Perlu diingat, ini bukan kali pertama Febrie Adriansyah berhadapan dengan penyidik. Sebelumnya, pada Jumat (7/8) lalu, ia telah diperiksa oleh Tim 9 Kejagung dalam kapasitasnya sebagai tersangka sekaligus saksi dalam perkara TPPU yang berbeda.
Sebagai informasi tambahan, Febrie Adriansyah telah ditetapkan sebagai tersangka dalam serangkaian perkara.

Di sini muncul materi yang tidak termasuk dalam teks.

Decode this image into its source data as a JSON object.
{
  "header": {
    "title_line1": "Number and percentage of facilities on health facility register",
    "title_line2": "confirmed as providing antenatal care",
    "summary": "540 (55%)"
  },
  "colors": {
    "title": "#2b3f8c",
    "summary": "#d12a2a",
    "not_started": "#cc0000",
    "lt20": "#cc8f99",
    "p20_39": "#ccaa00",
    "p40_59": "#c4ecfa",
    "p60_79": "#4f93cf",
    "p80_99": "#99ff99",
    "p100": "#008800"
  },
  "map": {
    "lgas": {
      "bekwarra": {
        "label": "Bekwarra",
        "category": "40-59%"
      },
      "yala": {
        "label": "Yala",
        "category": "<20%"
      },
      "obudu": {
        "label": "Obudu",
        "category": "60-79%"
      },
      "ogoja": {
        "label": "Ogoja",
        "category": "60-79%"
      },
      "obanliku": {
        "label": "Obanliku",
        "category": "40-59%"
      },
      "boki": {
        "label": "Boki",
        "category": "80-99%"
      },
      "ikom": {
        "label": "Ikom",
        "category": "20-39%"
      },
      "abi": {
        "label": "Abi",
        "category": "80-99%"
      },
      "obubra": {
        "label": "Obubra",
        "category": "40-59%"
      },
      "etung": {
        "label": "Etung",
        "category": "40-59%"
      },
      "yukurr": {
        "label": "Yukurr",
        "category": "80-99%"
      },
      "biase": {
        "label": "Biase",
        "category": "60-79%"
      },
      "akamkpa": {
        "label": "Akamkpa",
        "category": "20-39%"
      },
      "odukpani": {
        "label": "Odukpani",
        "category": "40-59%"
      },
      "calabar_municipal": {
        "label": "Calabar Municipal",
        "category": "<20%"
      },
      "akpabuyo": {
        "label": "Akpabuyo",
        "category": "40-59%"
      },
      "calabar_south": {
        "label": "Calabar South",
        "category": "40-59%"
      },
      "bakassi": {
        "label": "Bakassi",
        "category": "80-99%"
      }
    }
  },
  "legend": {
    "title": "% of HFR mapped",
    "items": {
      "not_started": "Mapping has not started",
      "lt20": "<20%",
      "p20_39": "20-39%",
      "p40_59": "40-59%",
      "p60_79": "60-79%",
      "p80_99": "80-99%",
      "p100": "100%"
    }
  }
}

Kasus-kasus yang menjeratnya ini mulanya ditangani oleh Kepolisian Republik Indonesia (Polri), sebelum kemudian diserahkan penanganannya kepada Kejaksaan Agung seiring berjalannya waktu.
Salah satu kasus yang menjeratnya adalah dugaan korupsi dan TPPU terkait skandal ASABRI, di mana ia ditetapkan sebagai tersangka bersama pengusaha Don Ritto. Selain itu, Febrie juga menjadi tersangka dalam kasus dugaan TPPU lain yang mencuat dari temuan barang bukti fantastis: 74 kilogram emas dan uang tunai senilai ratusan miliar rupiah. Dalam perkara ini, Kejagung turut menetapkan Nurman Herin sebagai tersangka.
Tidak berhenti di situ, masih ada beberapa penyidikan lain yang tengah bergulir dan berkaitan dengan Febrie Adriansyah. Ini mencakup dugaan korupsi di PT Krakatau Steel serta kasus pengadaan batu bara untuk Pembangkit Listrik Tenaga Uap (PLTU) yang sempat memicu insiden pemadaman listrik massal (blackout).